Andrews and Morris met a few years ago when Andrews worked at the conservation-oriented Dry Cottonwood Ranch and Morris worked for Fish, Wildlife and Parks. Morris and his wife, Wendy, a Missoula doctor and the ranch's other partner, both have experience working cattle. Andrews has wrangled at big recreation operations around Montana, including the Sun Ranch. Andrews and Morris held big dreams of becoming ranchers, but neither had the money to invest in land. Their agreement with Rieling at the Sapphire Ranch avoids that issue by trading labor for smaller lease payments. Morris and Andrews see it as their only way into ranching, but also as a good example for how other would-be ranchers can do the same.

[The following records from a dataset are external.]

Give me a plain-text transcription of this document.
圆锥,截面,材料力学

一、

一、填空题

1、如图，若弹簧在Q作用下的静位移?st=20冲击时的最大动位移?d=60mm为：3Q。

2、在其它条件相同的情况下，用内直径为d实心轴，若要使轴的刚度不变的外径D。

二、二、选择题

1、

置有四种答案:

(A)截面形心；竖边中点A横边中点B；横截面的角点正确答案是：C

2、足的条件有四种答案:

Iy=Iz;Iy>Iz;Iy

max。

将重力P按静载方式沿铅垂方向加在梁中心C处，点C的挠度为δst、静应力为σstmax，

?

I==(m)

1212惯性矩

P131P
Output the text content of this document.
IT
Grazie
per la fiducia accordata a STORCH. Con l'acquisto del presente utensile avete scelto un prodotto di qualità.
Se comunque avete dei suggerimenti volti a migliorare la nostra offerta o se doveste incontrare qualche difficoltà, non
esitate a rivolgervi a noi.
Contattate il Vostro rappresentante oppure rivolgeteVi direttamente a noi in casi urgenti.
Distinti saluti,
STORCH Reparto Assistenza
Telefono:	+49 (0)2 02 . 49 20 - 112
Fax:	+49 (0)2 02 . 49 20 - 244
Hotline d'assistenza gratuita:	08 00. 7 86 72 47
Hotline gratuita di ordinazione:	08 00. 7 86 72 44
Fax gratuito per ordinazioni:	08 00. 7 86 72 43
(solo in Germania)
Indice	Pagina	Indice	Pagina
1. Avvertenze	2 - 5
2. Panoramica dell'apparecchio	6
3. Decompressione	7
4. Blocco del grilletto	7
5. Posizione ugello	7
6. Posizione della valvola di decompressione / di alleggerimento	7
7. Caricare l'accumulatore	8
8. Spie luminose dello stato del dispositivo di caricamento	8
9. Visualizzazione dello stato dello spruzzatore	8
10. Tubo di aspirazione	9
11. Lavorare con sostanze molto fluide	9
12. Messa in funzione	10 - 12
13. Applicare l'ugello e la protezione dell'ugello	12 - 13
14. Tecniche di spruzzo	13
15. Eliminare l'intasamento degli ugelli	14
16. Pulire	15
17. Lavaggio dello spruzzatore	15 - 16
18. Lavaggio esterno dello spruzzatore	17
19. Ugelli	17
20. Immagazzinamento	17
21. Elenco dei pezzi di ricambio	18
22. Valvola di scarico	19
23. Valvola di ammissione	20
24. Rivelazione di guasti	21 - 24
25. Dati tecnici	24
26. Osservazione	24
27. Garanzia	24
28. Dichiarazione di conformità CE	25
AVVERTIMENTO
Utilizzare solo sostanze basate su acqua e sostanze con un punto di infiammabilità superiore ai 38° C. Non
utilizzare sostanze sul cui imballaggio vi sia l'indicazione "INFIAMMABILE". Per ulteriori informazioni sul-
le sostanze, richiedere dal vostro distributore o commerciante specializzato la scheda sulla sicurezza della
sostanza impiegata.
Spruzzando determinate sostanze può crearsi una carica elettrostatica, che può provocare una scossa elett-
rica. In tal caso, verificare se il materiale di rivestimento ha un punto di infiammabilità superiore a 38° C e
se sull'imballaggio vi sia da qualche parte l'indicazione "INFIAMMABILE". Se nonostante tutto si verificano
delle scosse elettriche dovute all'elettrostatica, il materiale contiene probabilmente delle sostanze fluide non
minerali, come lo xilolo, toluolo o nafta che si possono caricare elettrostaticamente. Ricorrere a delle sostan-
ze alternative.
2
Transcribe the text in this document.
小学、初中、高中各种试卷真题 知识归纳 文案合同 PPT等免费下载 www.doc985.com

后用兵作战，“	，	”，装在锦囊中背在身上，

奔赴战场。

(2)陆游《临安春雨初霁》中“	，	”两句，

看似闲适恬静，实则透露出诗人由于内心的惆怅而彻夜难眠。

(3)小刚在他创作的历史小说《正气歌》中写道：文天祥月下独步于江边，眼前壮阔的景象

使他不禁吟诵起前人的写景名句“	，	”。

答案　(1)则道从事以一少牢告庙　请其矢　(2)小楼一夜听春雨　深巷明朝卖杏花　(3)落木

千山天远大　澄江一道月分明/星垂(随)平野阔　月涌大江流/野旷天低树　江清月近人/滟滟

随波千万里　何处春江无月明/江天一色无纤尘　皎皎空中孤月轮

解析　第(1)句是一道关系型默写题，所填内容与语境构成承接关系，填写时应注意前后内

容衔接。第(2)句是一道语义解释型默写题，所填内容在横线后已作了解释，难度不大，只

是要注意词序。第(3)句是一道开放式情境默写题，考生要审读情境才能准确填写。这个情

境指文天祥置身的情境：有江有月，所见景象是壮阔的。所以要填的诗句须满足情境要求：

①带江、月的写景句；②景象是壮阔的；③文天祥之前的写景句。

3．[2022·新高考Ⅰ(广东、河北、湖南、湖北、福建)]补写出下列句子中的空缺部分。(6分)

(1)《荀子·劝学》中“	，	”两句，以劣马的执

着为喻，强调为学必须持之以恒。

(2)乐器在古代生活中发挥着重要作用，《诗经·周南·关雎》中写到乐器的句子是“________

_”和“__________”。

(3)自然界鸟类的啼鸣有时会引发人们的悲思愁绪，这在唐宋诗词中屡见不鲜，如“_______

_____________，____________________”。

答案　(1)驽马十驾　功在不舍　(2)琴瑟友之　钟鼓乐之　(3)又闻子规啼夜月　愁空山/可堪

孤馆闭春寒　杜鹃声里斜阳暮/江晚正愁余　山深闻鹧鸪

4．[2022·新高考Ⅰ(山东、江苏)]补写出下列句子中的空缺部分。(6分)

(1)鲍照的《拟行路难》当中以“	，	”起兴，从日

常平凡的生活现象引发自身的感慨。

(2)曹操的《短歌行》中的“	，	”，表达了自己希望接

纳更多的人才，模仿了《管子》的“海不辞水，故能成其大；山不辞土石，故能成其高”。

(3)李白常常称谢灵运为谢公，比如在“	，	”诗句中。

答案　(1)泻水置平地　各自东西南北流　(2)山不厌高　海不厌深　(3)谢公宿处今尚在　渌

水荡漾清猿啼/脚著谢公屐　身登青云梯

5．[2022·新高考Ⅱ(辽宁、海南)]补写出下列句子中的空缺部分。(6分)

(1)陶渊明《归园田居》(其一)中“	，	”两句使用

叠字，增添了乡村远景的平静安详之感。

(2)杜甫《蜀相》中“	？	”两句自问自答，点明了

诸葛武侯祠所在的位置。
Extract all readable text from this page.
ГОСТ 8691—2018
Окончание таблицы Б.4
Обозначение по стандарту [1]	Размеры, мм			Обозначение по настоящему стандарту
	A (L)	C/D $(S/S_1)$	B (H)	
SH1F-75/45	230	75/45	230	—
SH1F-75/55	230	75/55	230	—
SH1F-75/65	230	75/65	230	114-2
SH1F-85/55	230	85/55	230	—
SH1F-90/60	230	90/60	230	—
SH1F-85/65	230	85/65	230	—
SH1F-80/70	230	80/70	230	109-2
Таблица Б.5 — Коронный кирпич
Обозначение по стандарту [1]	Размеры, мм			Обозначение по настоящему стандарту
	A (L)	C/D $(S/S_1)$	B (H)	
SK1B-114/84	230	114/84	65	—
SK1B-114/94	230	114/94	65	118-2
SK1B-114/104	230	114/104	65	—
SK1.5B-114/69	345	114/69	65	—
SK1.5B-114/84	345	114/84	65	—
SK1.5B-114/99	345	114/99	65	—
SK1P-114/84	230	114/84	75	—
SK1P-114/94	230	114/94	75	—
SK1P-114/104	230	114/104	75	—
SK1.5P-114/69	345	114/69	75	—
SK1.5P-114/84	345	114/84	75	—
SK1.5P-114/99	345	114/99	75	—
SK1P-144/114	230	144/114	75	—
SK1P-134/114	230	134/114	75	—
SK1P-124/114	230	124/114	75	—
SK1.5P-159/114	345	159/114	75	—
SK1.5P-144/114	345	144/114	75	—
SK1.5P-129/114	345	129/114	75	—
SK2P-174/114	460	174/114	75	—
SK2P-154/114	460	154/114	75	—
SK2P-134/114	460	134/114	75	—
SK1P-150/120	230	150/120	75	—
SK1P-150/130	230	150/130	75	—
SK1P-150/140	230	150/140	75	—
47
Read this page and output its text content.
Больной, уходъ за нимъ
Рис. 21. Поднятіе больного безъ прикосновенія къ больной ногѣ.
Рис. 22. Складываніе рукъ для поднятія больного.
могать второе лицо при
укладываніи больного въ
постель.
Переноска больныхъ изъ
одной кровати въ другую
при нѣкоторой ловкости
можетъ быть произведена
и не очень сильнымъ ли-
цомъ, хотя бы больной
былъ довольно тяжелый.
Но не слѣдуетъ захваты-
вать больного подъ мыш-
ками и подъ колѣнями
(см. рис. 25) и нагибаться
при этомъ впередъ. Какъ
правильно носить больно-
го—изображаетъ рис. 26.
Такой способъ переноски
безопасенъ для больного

"It's a cool model where you have a symbiotic relationship between people who want to make their living from the land in a sustainable way and someone who owns a piece of property, but who may not want to be completely hands-on and micromanage every aspect of it," Andrews says. "This is a really good opportunity to figure out if things like this work without some of the crutches I've been lucky enough to have in past ranches. I think if we can pull it off, it's a really cool thing because it gives a lot of hope, to me anyway, as a young person who wants to be involved in this life but wants to do it on my own terms."

Other partners include the Clark Fork River Coalition and the neighboring MPG Ranch, which has already promised to share its interns with the Sapphire Ranch. "I hate seeing deer and elk torn up on fences," says Joshua Lisbon, the MPG Ranch education and community outreach manager. "It's awesome to have some people on the other side of the fence who care about wildlife. It's exciting to have a good neighbor who shares an interest in conservation."

Tearing down fences is just the beginning. This summer, students from Ecology Project International will work on land management projects. The ranchers are also hitting up UM's forestry college and hope to create a relationship with arts and writing students on campus who might be interested in creating art inspired by the site.

"The difficult thing and the wonderful thing about this place is that there's nothing out here," Andrews says, pointing out that there's room for all kinds of possibilities.

"I've never been so broke or so happy," he adds.